Otworzyłam oczy ponownie i nad sobą ujrzałam wysoką sylwetkę mężczyzny, przecierającego energicznie świetlik nad moją głową. Poruszyłam się nieznacznie na swoim miejscu, czując jak każda drewniana deska pod moimi plecami boleśnie wbija się w moją skórę. Nawet jeśli leżałam na grubym, zakurzonym i pachnącym wilgocią kocu, przykryta ciepłą marynarką, którą wręczył mi Charles, obawiając się, że się przeziębię. Z każdym ruchem jego dłoni, w której ściskał szarą ścierkę, małe okienko nad nami się przejaśniało, aż mogłam z zapartym tchem obserwować nieskończoność rozpościerającą się nad nami. Zadowolony z siebie brunet położył się obok mnie, ramię w ramię, patrząc ponad siebie z równie zamyśloną miną, co moja. Nie mogłam powiedzieć, że zapadła wokół nas cisza. Pod nami nadal bardzo głośno grała muzyka. Podłoga, na której leżeliśmy drżała od niej boleśnie.

- I co o tym myślisz? - dotarło do mnie jego cicho zadane pytanie. Obserwowałam z zachwytem rozpościerającą się nad nami Drogę Mleczną, której nie można było dostrzec nawet w najspokojniejszą i najbardziej bezchmurną noc w Brighton. Było tam z byt jasno. Tutaj, z dala od zgiełku, poczułam jakbym na nowo zaczęła dostrzegać piękno otaczającego nas świata. Jakbym nagle ponownie stała się jego integralną częścią. Tak malutką i nic nieznaczącą, że na chwilę poczułam się zatrważająco przytłoczona.

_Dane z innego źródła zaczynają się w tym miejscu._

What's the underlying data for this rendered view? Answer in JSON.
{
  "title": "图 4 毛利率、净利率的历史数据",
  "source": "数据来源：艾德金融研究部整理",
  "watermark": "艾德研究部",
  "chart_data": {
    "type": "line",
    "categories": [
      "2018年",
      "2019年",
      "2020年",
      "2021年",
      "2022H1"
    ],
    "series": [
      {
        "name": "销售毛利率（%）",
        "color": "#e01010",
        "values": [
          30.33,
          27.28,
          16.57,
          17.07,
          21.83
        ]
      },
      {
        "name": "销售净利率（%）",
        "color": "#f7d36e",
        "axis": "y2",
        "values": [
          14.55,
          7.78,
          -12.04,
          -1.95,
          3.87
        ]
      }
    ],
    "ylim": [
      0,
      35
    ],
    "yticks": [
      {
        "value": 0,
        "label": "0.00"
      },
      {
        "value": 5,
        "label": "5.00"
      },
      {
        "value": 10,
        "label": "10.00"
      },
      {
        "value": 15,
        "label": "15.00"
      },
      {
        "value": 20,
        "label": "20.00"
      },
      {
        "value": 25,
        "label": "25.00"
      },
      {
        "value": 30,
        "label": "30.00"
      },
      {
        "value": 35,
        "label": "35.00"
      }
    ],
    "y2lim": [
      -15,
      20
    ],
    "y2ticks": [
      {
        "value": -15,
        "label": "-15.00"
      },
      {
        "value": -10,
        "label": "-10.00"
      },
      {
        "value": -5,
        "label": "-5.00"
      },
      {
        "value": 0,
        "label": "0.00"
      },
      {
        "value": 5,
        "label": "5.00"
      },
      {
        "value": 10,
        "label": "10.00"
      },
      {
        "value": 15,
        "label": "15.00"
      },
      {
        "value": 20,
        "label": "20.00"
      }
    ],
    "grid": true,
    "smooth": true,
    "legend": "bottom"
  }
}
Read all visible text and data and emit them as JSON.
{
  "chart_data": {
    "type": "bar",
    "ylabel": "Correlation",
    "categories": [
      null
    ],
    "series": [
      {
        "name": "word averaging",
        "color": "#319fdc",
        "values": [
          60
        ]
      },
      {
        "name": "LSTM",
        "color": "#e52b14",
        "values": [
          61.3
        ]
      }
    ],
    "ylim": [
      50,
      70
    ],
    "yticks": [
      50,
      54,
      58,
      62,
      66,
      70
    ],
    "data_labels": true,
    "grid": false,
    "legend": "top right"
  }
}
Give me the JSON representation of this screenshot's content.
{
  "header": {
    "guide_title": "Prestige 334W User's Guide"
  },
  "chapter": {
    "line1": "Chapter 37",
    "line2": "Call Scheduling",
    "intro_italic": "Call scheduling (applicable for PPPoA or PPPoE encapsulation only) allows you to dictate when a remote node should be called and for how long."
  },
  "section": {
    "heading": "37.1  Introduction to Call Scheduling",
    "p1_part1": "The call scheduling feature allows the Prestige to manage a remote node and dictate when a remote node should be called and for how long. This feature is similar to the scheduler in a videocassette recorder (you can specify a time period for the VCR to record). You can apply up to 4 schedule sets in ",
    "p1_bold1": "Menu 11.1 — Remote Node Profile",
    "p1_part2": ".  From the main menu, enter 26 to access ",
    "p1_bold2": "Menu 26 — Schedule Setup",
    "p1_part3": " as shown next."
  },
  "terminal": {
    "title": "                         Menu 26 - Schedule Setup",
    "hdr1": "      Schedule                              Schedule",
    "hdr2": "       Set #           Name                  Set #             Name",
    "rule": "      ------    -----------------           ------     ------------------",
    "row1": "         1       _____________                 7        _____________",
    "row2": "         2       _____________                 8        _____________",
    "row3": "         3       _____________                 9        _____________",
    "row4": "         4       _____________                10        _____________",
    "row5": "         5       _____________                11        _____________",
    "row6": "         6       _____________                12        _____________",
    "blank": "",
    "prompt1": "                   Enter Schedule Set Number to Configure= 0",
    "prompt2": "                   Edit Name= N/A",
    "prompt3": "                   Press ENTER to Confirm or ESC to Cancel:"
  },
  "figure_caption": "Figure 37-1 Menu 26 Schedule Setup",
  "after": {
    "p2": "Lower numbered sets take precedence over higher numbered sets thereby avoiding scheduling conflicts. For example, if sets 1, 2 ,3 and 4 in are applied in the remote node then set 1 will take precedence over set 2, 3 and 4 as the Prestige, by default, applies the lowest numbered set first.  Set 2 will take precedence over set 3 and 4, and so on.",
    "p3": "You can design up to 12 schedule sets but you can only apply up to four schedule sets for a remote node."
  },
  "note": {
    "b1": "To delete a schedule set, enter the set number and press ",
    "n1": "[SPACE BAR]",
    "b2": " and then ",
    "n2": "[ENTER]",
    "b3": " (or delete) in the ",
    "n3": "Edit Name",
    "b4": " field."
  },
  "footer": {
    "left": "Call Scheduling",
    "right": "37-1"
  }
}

- Leżąc tutaj jako dziecko nigdy nie czułeś się samotny? - spytałam, wzrok przenosząc z rozgwieżdżonego nieba na ramę umieszczonego nad nami okna. Łuszczyła się na nim niebieska farba w sposób, w na tyle irytujący, że miałam ochotę wstać i obdrapać ją własnymi paznokciami. Na samą myśl o tak satysfakcjonującej czynności, zaświerzbiły mnie palce.

- Nigdy.

- Ktoś kiedyś mi powiedział, że te gwiazdy, które widzimy teraz, mogą od setek tysięcy lat, może nawet milionów już nie istnieć. A blask, który dostrzegamy to jedynie ich pośmiertne echo.

- Gdy przedstawiasz to w ten sposób można rzeczywiście poczuć się cholernie samotnym.

- Jakbyś był ostatnim człowiekiem na tej ziemi.

- To ma i swoje plusy – poczułam lekki ruch obok siebie. Jego ciepła dłoń musnęła moją. - Miałabyś ten widok tylko i wyłącznie dla siebie. One wszystkie świeciłyby tylko dla ciebie – ujrzałam nad sobą jego dłoń wskazującą na niebo.

- No właśnie, tylko dla mnie. Z kim mogłabym się wtedy podzielić swoim zachwytem? Wszystko wydaje się o stokroć piękniejsze gdy jest komu o tym powiedzieć, lub z kim podzielić się taką chwilą. Samotność w towarzystwie takiego ogromu byłaby nie do zniesienia.

- Nigdy nie myślałem o tym w ten sposób – dosłyszałam jego głos tuż przy swoim uchu. Powoli odwróciłam twarz w jego stronę, by napotkać na błyszczące w ciemności oczy. Swobodnie opierał głowę o podłogę i po prostu mi się przyglądał. Jak oboje skrzymy się od otulającego nasze ciała blasku gwiazd. Gwiazdy zalały nas nim, gdy wokół nas panowała nieprzenikniona ciemność. Niczym blaskiem reflektora, którym był wszechświat. - Gdy teraz o tym myślę, dociera do mnie, że masz rację. To niebo nigdy nie było równie piękne, jak dzisiaj w nocy. Gdy to ty tutaj ze mną leżysz – patrzyłam jak kurz w nikłym blasku księżyca tańczył nad jego twarzą. Jak miękko opadał na jego policzek. Jak tragicznie idealnie wyglądał w tamtym momencie. Walczyłam z chęcią dotknięcia jego twarzy tylko po to, by przekonać się, że on naprawdę istnieje.